Roberto Clemente

Roberto Clemente

For most sports fans, the Pittsburgh Pirates have become synonymous with losing baseball.  They are currently working on their 18th consecutive season of losing more games than they have won, and there’s no indication that streak won’t continue.  I was 12 years old the last time they were good.

But I’ll still always be a Pirates fan.  How could I not be?  I’ve cheered the Steelers and Penguins on as they won championships for Pittsburgh, which is more than some die-hard sports fans get to see.  What kind of fan would I be if I gave up on the Pirates?

Historically, the Pirates have a lot of great moments to look back on.  They are one of the National League’s oldest teams, and they own 5 World Series championships.  And they’ve done some things that no other major league team has done.

One of the things that gives the sport of baseball its charm is its eclectic set of statistics.  The stats for football are measured in familiar terms like yards and seconds.  But baseball is a weird game; it has its own language with things like at-bats, earned runs, and 4-6-3 double plays.  In the oddest cases, the statistics become more important than the game itself (something that I don’t always agree with).   A batter purposely stops at first base in order to record a single because he already has a double, triple, and home run.  A crowd stays breathlessly to the end of a game that is not even close because the pitcher has a chance to record a perfect game.  It’s all because of the chance to see or do something so rare that you can list all of the players who have done it on one page.

I sometimes think my Asperger’s may have something to do with my enjoyment of watching and reading about games to see the patterns that emerge– no two games exactly alike, but some beautiful in their uniqueness.  It’s like throwing a handful of sand into the air to see the patterns that emerge as it spreads in the wind.  But I think it’s probably a human thing to find enjoyment and comfort in watching for patterns.

Anyway, the Pittsburgh Pirates have their share of unique history.  Within the space of 5 years, three players on the Pirates each accomplished a different feat that has been done only once– it had never happened before and has not happened since, even with all of the hundreds of major league baseball games played each year.

Let’s begin with a question:  What is the most impressive outcome possible for a batter in a single time at bat?

Most people will probably say a home run.   The object of the game is to score runs.  Usually you accomplish this by getting on base and then advancing as your teammates bat.  But with a home run, the batter is able to score a run all by himself.

Usually, the way you hit a home run is to hit a fair ball that goes out of play– into the stands, perhaps even out of the park entirely.  Then you can take your time running around the bases because there’s no way for the fielders to get the ball back.

A much rarer kind of home run is an inside-the-park home run, in which the ball never leaves the field of play, but the batter is able to make it all the way around the bases before the other team can force or tag him out.  It is already less common to hit a triple than to hit an ordinary home run– hitting a triple usually requires a ballpark with a big outfield, a good bounce that knocks the ball out of the fielder’s reach, and a fast runner.

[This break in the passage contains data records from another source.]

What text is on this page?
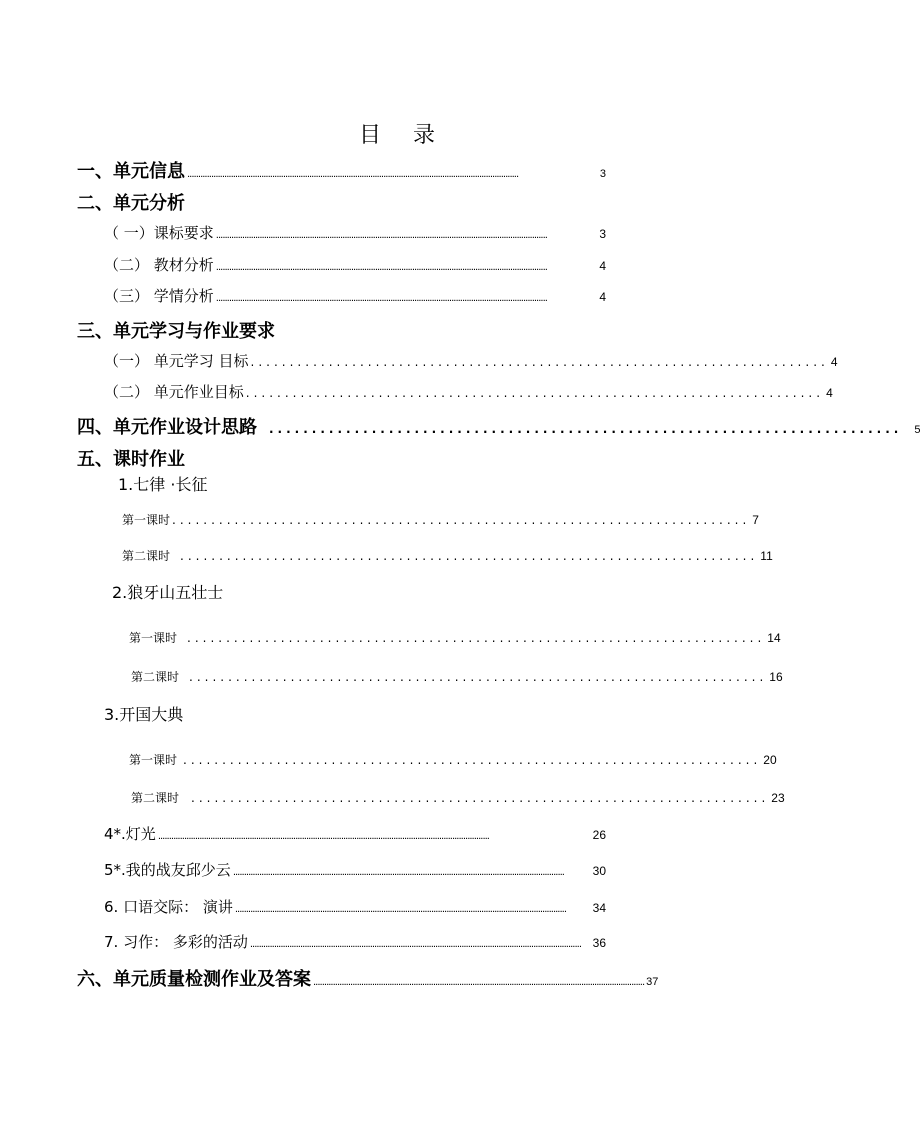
目 录
一、单元信息 ........................................................................................................................................................	3
二、单元分析
（ 一）课标要求 ........................................................................................................................................................	3
（二） 教材分析 ........................................................................................................................................................	4
（三） 学情分析 ........................................................................................................................................................	4
三、单元学习与作业要求
（一） 单元学习 目标 .......................................................................... 4
（二） 单元作业目标 .......................................................................... 4
四、单元作业设计思路 .......................................................................... 5
五、课时作业
1.七律 ·长征
第一课时 .......................................................................... 7
第二课时 .......................................................................... 11
2.狼牙山五壮士
第一课时 .......................................................................... 14
第二课时 .......................................................................... 16
3.开国大典
第一课时 .......................................................................... 20
第二课时 .......................................................................... 23
4*.灯光 ........................................................................................................................................................	26
5*.我的战友邱少云 ........................................................................................................................................................	30
6. 口语交际： 演讲 ........................................................................................................................................................	34
7. 习作： 多彩的活动 ........................................................................................................................................................ 36
六、单元质量检测作业及答案 ........................................................................................................................................................ 37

Everything really has to fall into place in order for an inside-the-park home run to happen.  It can’t happen because of a stupid mistake by the fielder, because that would result in the play being considered a double or triple plus an error.  The ball has to get by the fielder legitimately.

A home run hit with the bases loaded is a grand slam.  It is the only way to score four runs in a single at-bat.  Obviously, the number of runners on base when a batter comes to the plate is out of his control; the possibility of hitting a grand slam is only there if the bases are loaded.

It’s possible to hit an inside-the-park grand slam.  Given how rare an inside-the-park home run is, an inside-the-park grand slam is a real rarity.  They happen at an average rate of about one every two seasons.

Another special kind of home run is a walk-off home run.  A walk-off home run is a game-winning home run hit in the bottom of the 9th inning.  It’s called a walk-off home run because the game ends as soon as the go-ahead run scores in the bottom of the 9th, and everyone walks off the field.  It’s one of the most exciting ways for a baseball game to end– usually the team waits at home plate to celebrate with the winning player.  Again, a walk-off home run requires the situation to be set up right.

Only a player on the home team can hit a walk-off home run, because the home team always bats in the bottom of the 9th inning.  The home team has to be either tied or behind the visiting team on the scoreboard.  And the play has to score enough runs to put the home team ahead.

So what’s the most impressive outcome possible for a batter in a single time at bat?  I would argue that it is a walk-off, inside-the-park grand slam.  All of the things I described above have to fall into place on one play, plus a few more that may not be obvious at first.  The home team has to be down by three runs— no more, no less– when the player comes to bat with the bases loaded in the bottom of the 9th inning.

Why can’t the home team be tied, or just down by one or two runs?  That would work if the home run were not inside the park.  Then all of the runners on base would come home, and their runs would be counted in the final score because they happen in a sort of “frozen time” period between plays.  But an inside-the-park home run involves a ball still in play, which means that the game is over as soon as the home team goes ahead.  If the home team were only down by two runs and the bases were loaded, then the game would end as soon as the runner from first base touched the plate (assuming the two runners ahead of him made it home safely).

Anyway, as you might guess, a walk-off, inside-the-park home run is very rare.  So rare that it has happened only one time in the history of major league baseball, on July 25, 1956 at Forbes Field in Pittsburgh.

Right fielder Roberto Clemente came to bat for the Pirates in the bottom of the 9th inning with Pittsburgh trailing the Chicago Cubs 8-5 after giving up seven runs in the 8th inning.  The bases were loaded, and the Cubs brought pitcher Jim Brosnan into the game to face Clemente.

Clemente swung at the first pitch and drove the ball deep into left field, where it hit a light pole in fair territory.  The Cubs left fielder backed up to the wall to try to catch the ball, but it was out of his reach, and the ball rolled back towards center field.

One runner scored, two runners, three runners scored.  The Pirates had tied the game!  Pittsburgh manager Bobby Bragan signaled wildly for Clemente to stop at third base, but Clemente ignored the sign and kept on running.  He got to home plate just ahead of the throw and slid, missing the plate at first but reaching his hand back to touch the edge of it.  The crowd cheered– the Pirates had won, 9-8!

It’s been over 50 years since Roberto Clemente hit the first walk-off, inside-the-park grand slam, and it hasn’t happened again yet.  I think that’s pretty cool!